Sa grande rupture est survenue lorsqu’un ami l’a invité à une émission de radio pour interpréter un rap freestyle, intitulé « Guerilla », qui est rapidement devenu viral.

« Ça parle de ma vie, de mon personnage, de ma musique. Parler de moi. C’est une chanson pour moi et pour les gens en Algérie qui vivent comme j’étais », dit-il. « Je ne pensais pas que c’était si grave, mais c’est devenu énorme. J’étais choqué. »

Il n’a pas vraiment regardé en arrière depuis, se forgeant un nom dans le milieu musical français et au-delà, et travaillant avec de nombreux collaborateurs.

« Je produis de la musique, mais je travaille aussi avec beaucoup de producteurs. J’écris toutes mes paroles. Je fais peut-être 90% de toutes mes mélodies. Mais j’aime travailler avec les gens et essayer de m’inspirer un peu de leur inspiration et de la mélanger à la mienne. C’est important », dit-il. « Vous ne pouvez pas tout faire seul. Ce n’est pas possible. Et ce n’est pas amusant.


« Ma musique est universelle », dit Soolking. (Fourni)
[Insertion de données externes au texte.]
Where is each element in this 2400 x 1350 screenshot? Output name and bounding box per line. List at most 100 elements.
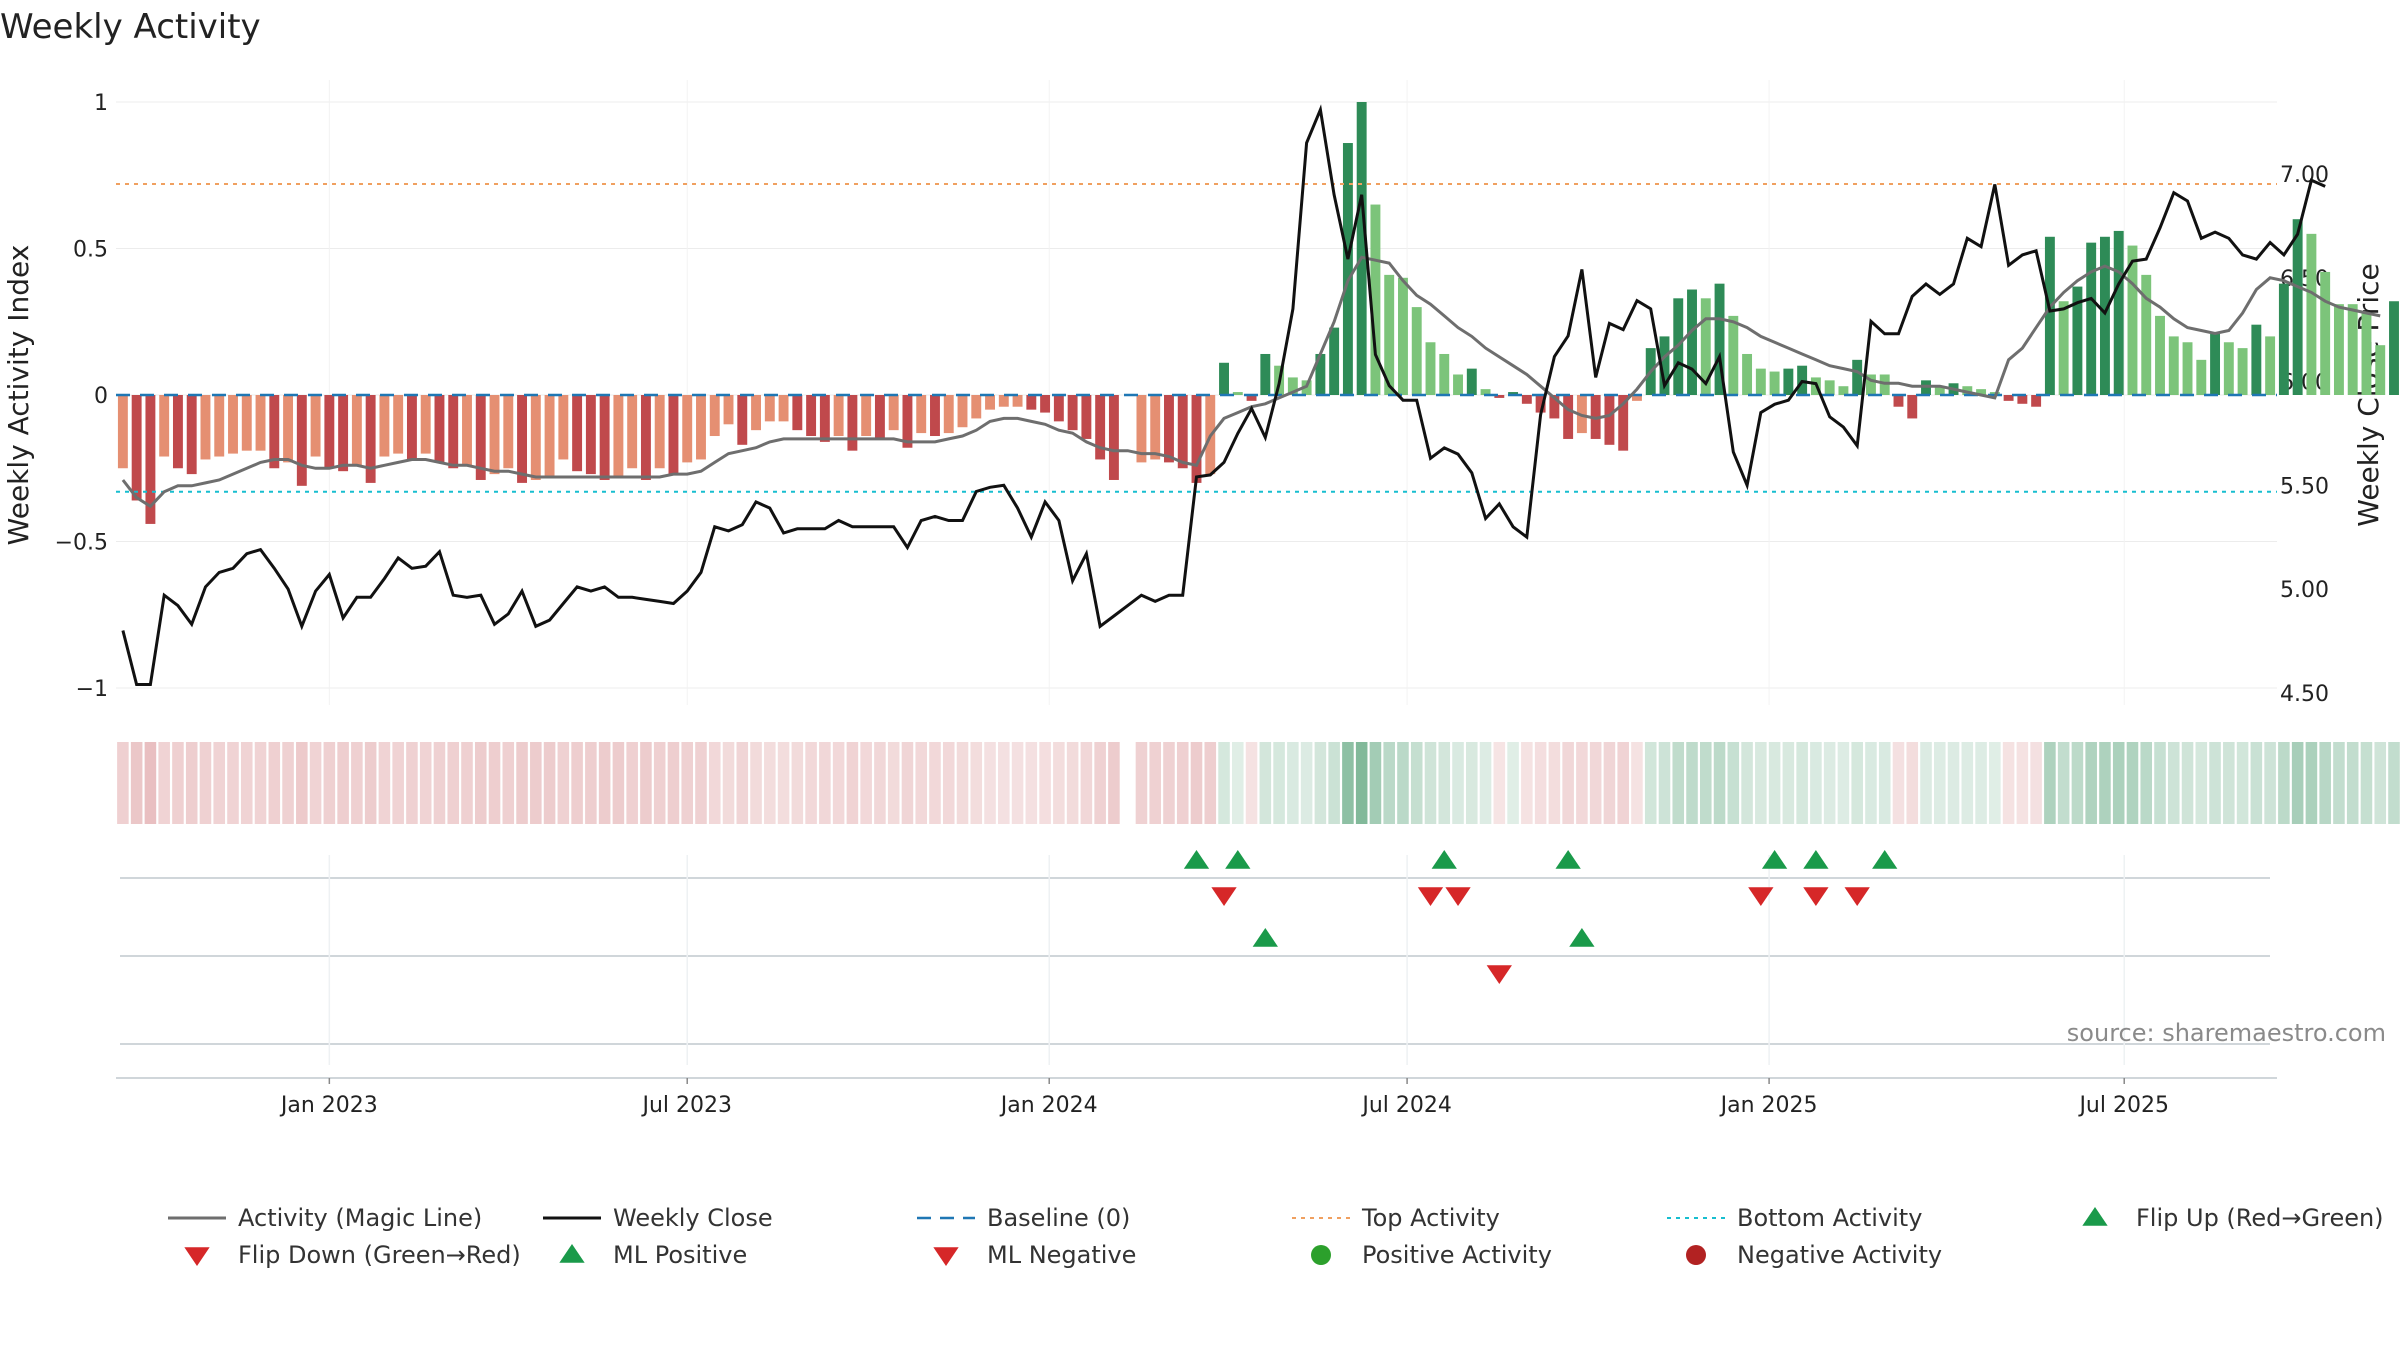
x-tick-label: Jul 2024 [1360, 1093, 1452, 1118]
activity-bar [1439, 353, 1450, 395]
activity-bar [1164, 395, 1174, 463]
heat-cell [791, 742, 804, 824]
legend-label: Activity (Magic Line) [238, 1204, 482, 1232]
heat-cell [736, 742, 749, 824]
heat-cell [1576, 742, 1588, 824]
heat-cell [640, 742, 652, 824]
heat-cell [2209, 742, 2221, 824]
legend-label: Flip Up (Red→Green) [2136, 1204, 2384, 1232]
activity-bar [806, 395, 817, 437]
heat-cell [1810, 742, 1822, 824]
heat-cell [2250, 742, 2263, 824]
heat-cell [1190, 742, 1203, 824]
heat-cell [1699, 742, 1712, 824]
activity-bar [1742, 353, 1753, 395]
activity-bar [186, 395, 197, 475]
heat-cell [1906, 742, 1919, 824]
y-left-tick-label: −0.5 [55, 531, 108, 556]
activity-bar [448, 395, 459, 469]
heat-cell [1961, 742, 1974, 824]
activity-bar [1521, 395, 1532, 404]
activity-bar [1260, 353, 1271, 395]
heat-cell [598, 742, 611, 824]
activity-bar [2058, 301, 2069, 395]
heat-cell [2195, 742, 2208, 824]
activity-bar [310, 395, 321, 457]
activity-bar [159, 395, 170, 457]
heat-cell [1755, 742, 1767, 824]
flip-down-marker [1445, 887, 1471, 906]
legend-swatch-dot [1311, 1245, 1331, 1265]
heat-cell [777, 742, 790, 824]
heat-cell [185, 742, 198, 824]
heat-cell [681, 742, 694, 824]
heat-cell [942, 742, 955, 824]
activity-bar [2168, 336, 2179, 395]
legend-label: ML Positive [613, 1241, 747, 1269]
heat-cell [158, 742, 170, 824]
activity-bar [1535, 395, 1546, 413]
x-tick-label: Jan 2025 [1719, 1093, 1818, 1118]
heat-cell [1713, 742, 1726, 824]
heat-cell [2154, 742, 2166, 824]
legend-label: Flip Down (Green→Red) [238, 1241, 521, 1269]
activity-bar [1246, 395, 1257, 401]
activity-bar [517, 395, 528, 483]
activity-bar [2113, 230, 2124, 395]
activity-bar [1563, 395, 1574, 439]
activity-bar [847, 395, 858, 451]
legend-label: ML Negative [987, 1241, 1136, 1269]
activity-bar [475, 395, 486, 480]
heat-cell [1108, 742, 1120, 824]
activity-bar [2251, 324, 2262, 395]
flip-up-marker [1225, 850, 1251, 869]
heat-cell [1851, 742, 1863, 824]
heat-cell [323, 742, 336, 824]
heat-cell [1094, 742, 1106, 824]
activity-bar [1755, 368, 1766, 395]
x-tick-label: Jan 2024 [999, 1093, 1098, 1118]
activity-bar [324, 395, 335, 469]
heat-cell [199, 742, 212, 824]
activity-bar [1040, 395, 1051, 413]
activity-bar [723, 395, 734, 425]
heat-cell [516, 742, 528, 824]
heat-cell [1741, 742, 1753, 824]
legend-label: Bottom Activity [1737, 1204, 1922, 1232]
heat-cell [1796, 742, 1808, 824]
heat-cell [337, 742, 349, 824]
heat-cell [764, 742, 776, 824]
heat-cell [2374, 742, 2387, 824]
activity-bar [998, 395, 1009, 407]
activity-bar [2044, 236, 2055, 395]
heat-cell [1548, 742, 1561, 824]
ml-up-marker [1252, 928, 1278, 947]
activity-bar [1150, 395, 1161, 460]
activity-bar [1632, 395, 1642, 401]
legend-label: Positive Activity [1362, 1241, 1552, 1269]
activity-bar [888, 395, 899, 431]
activity-bar [696, 395, 706, 460]
heat-cell [130, 742, 143, 824]
activity-bar [833, 395, 844, 437]
heat-cell [2278, 742, 2290, 824]
heat-cell [695, 742, 707, 824]
activity-bar [1219, 362, 1229, 395]
activity-bar [558, 395, 569, 460]
activity-bar [1714, 283, 1725, 395]
activity-bar [627, 395, 638, 469]
flip-up-marker [1761, 850, 1788, 869]
heat-cell [1617, 742, 1629, 824]
heat-cell [1218, 742, 1230, 824]
activity-bar [1728, 315, 1739, 395]
heat-cell [1631, 742, 1643, 824]
legend-swatch-triangle-up [559, 1244, 585, 1263]
activity-bar [778, 395, 789, 422]
activity-bar [2223, 342, 2234, 395]
heat-cell [1933, 742, 1946, 824]
heat-cell [474, 742, 487, 824]
activity-bar [1232, 392, 1243, 395]
activity-bar [599, 395, 610, 480]
activity-bar [916, 395, 927, 434]
activity-bar [200, 395, 211, 460]
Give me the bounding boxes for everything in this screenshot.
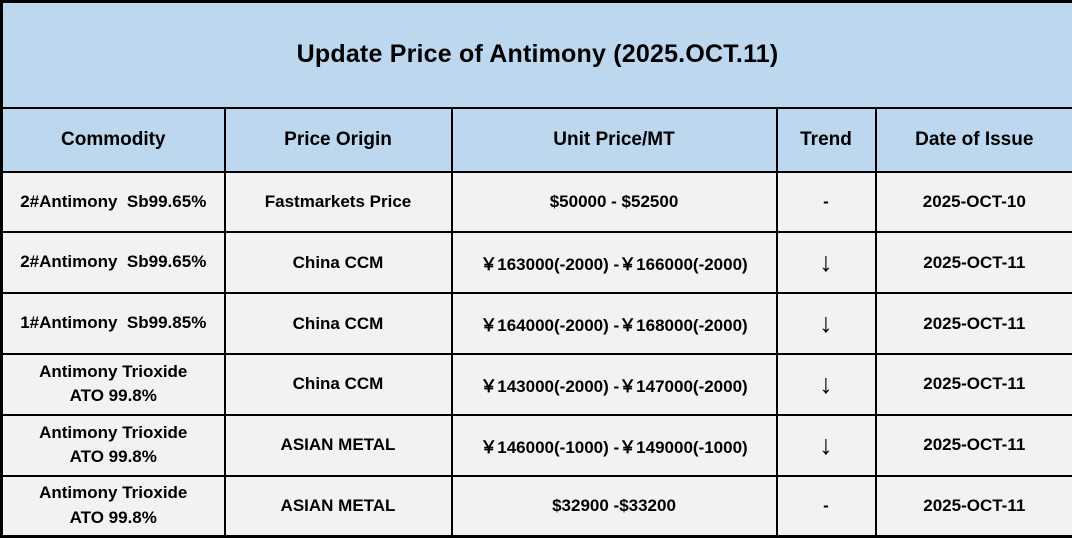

« Je ne vais pas chez quelqu’un parce qu’il a un ‘nom’, tu sais ? Je vais voir quelqu’un parce que j’ai entendu ce qu’il fait et je veux travailler avec lui. C’est une question de ressenti. »

Le « sentiment » est peut-être le facteur le plus important dans le travail de Derradji – la chose qui l’a le plus aidé à établir une connexion avec des centaines de millions de personnes à travers le monde.

« Je suis un grand optimiste de nature. L’optimisme est ce qui m’a fait avancer, alors, tant que je le pourrai, je continuerai à le transmettre à mon public », dit-il. « Ma musique est universelle ; il n’a pas de frontières et ne s’arrête pas à un seul genre musical. C’est là que réside la force de ma musique; pouvoir fédérer autant de personnes autour d’un même objectif : rendre les gens heureux.